La ricerca, pubblicata sul Journal of Neurology, è stata condotta nell’ambito del Progetto Moli-sani. Delle oltre 24.000 persone partecipanti al progetto, seguite per una mediana di quindici anni, al momento del reclutamento nello studio 1.760 avevano una diagnosi di ansia o depressione con relativo trattamento farmacologico.
Analizzando negli anni successivi i dati sul loro stato di salute, e confrontandoli con quelli di altri partecipanti che non presentavano quei disturbi, i ricercatori hanno potuto osservare che le persone con ansia o depressione iniziale presentavano un rischio doppio di sviluppare il Parkinson.

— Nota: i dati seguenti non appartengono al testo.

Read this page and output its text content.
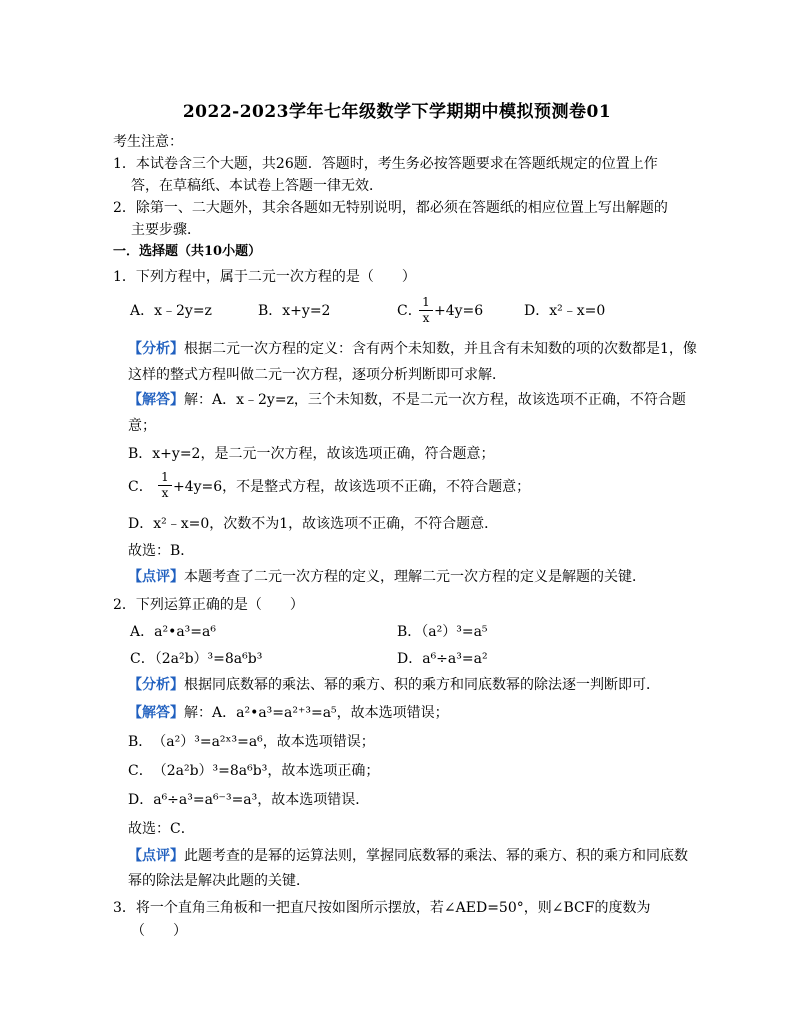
2022-2023学年七年级数学下学期期中模拟预测卷01
考生注意：
1．本试卷含三个大题，共26题．答题时，考生务必按答题要求在答题纸规定的位置上作
答，在草稿纸、本试卷上答题一律无效．
2．除第一、二大题外，其余各题如无特别说明，都必须在答题纸的相应位置上写出解题的
主要步骤．
一．选择题（共10小题）
1．下列方程中，属于二元一次方程的是（　　）
A．x﹣2y=z	B．x+y=2	C．
1
x +4y=6	D．x²﹣x=0
【分析】根据二元一次方程的定义：含有两个未知数，并且含有未知数的项的次数都是1，像
这样的整式方程叫做二元一次方程，逐项分析判断即可求解．
【解答】解：A．x﹣2y=z，三个未知数，不是二元一次方程，故该选项不正确，不符合题
意；
B．x+y=2，是二元一次方程，故该选项正确，符合题意；
C．
1
x +4y=6，不是整式方程，故该选项不正确，不符合题意；
D．x²﹣x=0，次数不为1，故该选项不正确，不符合题意．
故选：B．
【点评】本题考查了二元一次方程的定义，理解二元一次方程的定义是解题的关键．
2．下列运算正确的是（　　）
A．a²•a³=a⁶	B．（a²）³=a⁵
C．（2a²b）³=8a⁶b³	D．a⁶÷a³=a²
【分析】根据同底数幂的乘法、幂的乘方、积的乘方和同底数幂的除法逐一判断即可．
【解答】解：A．a²•a³=a²⁺³=a⁵，故本选项错误；
B．　（a²）³=a²ˣ³=a⁶，故本选项错误；
C．　（2a²b）³=8a⁶b³，故本选项正确；
D．a⁶÷a³=a⁶⁻³=a³，故本选项错误．
故选：C．
【点评】此题考查的是幂的运算法则，掌握同底数幂的乘法、幂的乘方、积的乘方和同底数
幂的除法是解决此题的关键．
3．将一个直角三角板和一把直尺按如图所示摆放，若∠AED=50°，则∠BCF的度数为
（　　）
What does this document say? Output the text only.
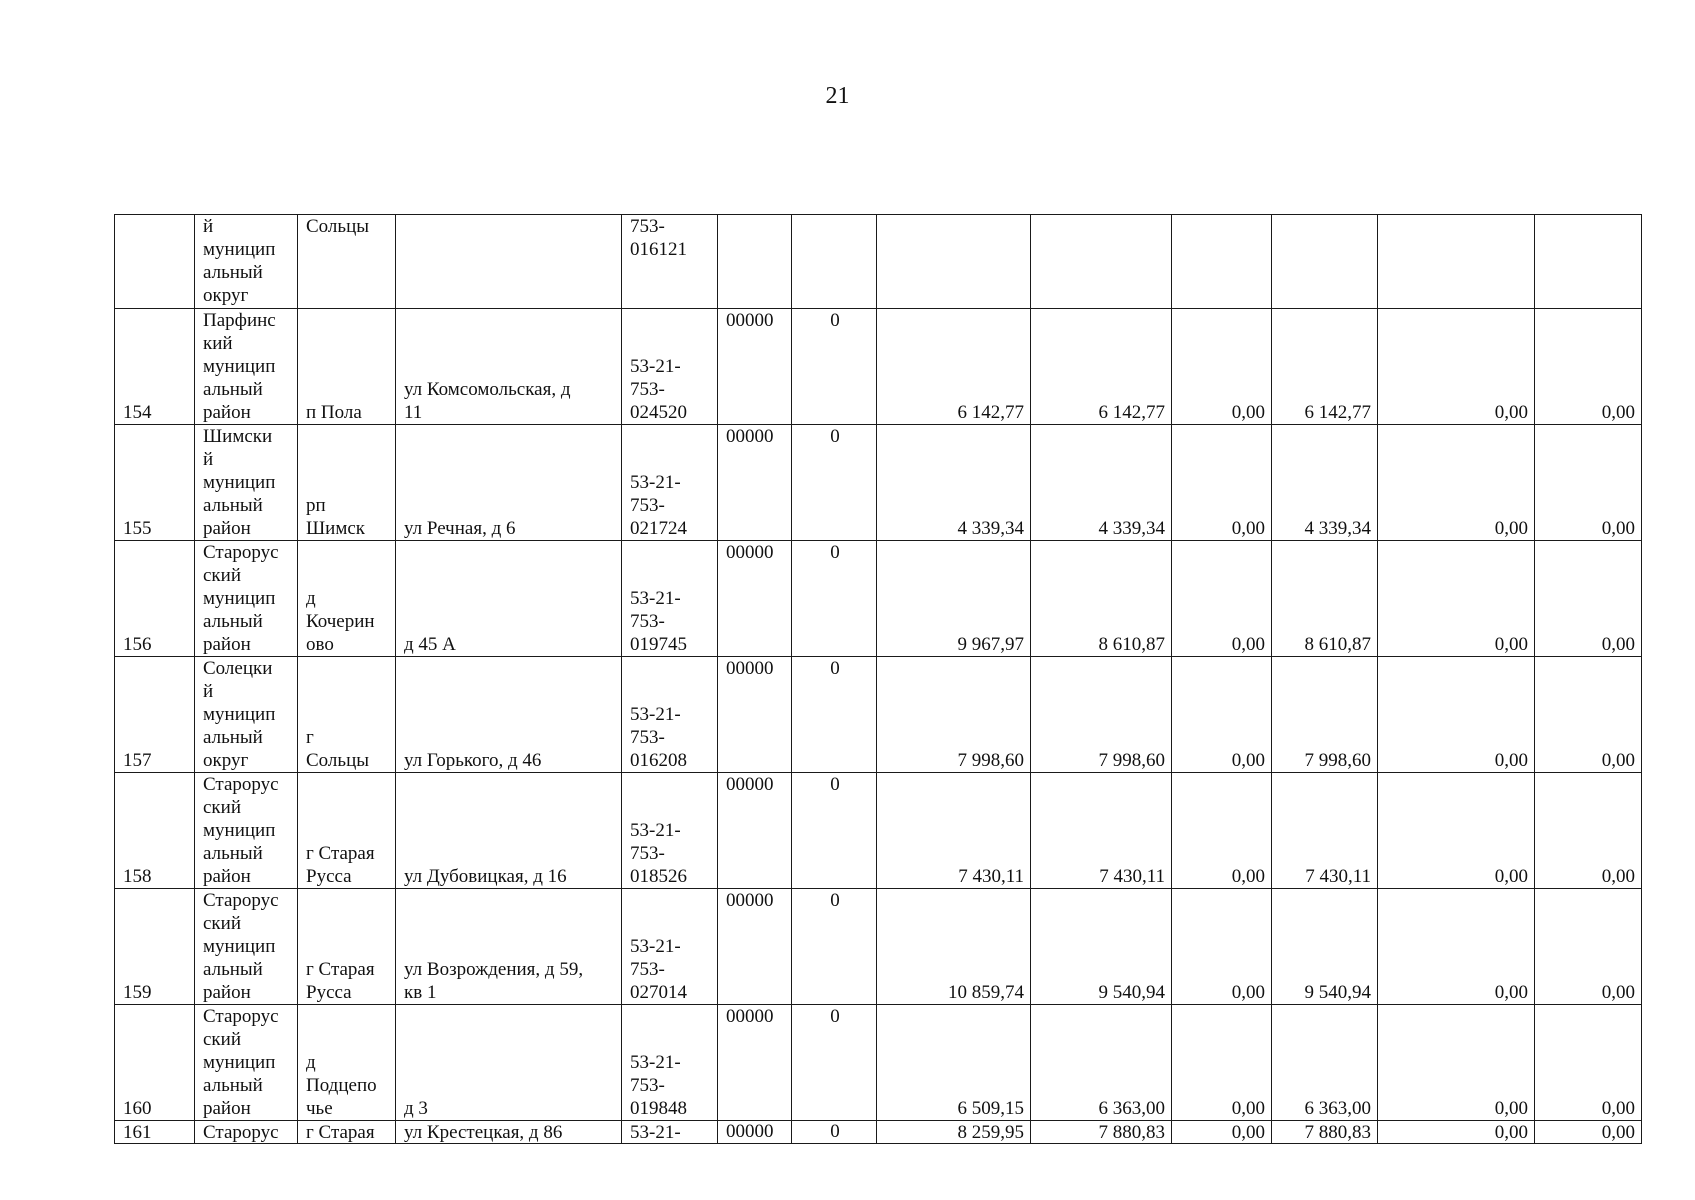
21
	й
муницип
альный
округ	Сольцы		753-
016121								
154	Парфинс
кий
муницип
альный
район	п Пола	ул Комсомольская, д
11	53-21-
753-
024520	00000	0	6 142,77	6 142,77	0,00	6 142,77	0,00	0,00
155	Шимски
й
муницип
альный
район	рп
Шимск	ул Речная, д 6	53-21-
753-
021724	00000	0	4 339,34	4 339,34	0,00	4 339,34	0,00	0,00
156	Старорус
ский
муницип
альный
район	д
Кочерин
ово	д 45 А	53-21-
753-
019745	00000	0	9 967,97	8 610,87	0,00	8 610,87	0,00	0,00
157	Солецки
й
муницип
альный
округ	г
Сольцы	ул Горького, д 46	53-21-
753-
016208	00000	0	7 998,60	7 998,60	0,00	7 998,60	0,00	0,00
158	Старорус
ский
муницип
альный
район	г Старая
Русса	ул Дубовицкая, д 16	53-21-
753-
018526	00000	0	7 430,11	7 430,11	0,00	7 430,11	0,00	0,00
159	Старорус
ский
муницип
альный
район	г Старая
Русса	ул Возрождения, д 59,
кв 1	53-21-
753-
027014	00000	0	10 859,74	9 540,94	0,00	9 540,94	0,00	0,00
160	Старорус
ский
муницип
альный
район	д
Подцепо
чье	д 3	53-21-
753-
019848	00000	0	6 509,15	6 363,00	0,00	6 363,00	0,00	0,00
161	Старорус	г Старая	ул Крестецкая, д 86	53-21-	00000	0	8 259,95	7 880,83	0,00	7 880,83	0,00	0,00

L’elemento più rilevante, però, ha riguardato il ruolo del tempo intercorso tra la diagnosi di ansia o depressione e la manifestazione clinica del Parkinson: l’associazione tra i disturbi psichiatrici e il successivo sviluppo della malattia è risultata evidente solo quando i due eventi si verificavano a distanza di meno di dieci anni l’uno dall’altro.
Oltre questa soglia temporale, il legame scompare. Questo suggerisce che ansia e depressione, quando seguite dal Parkinson non rappresentano una condizione concomitante o di rischio, ma un segnale precoce della neurodegenerazione in corso.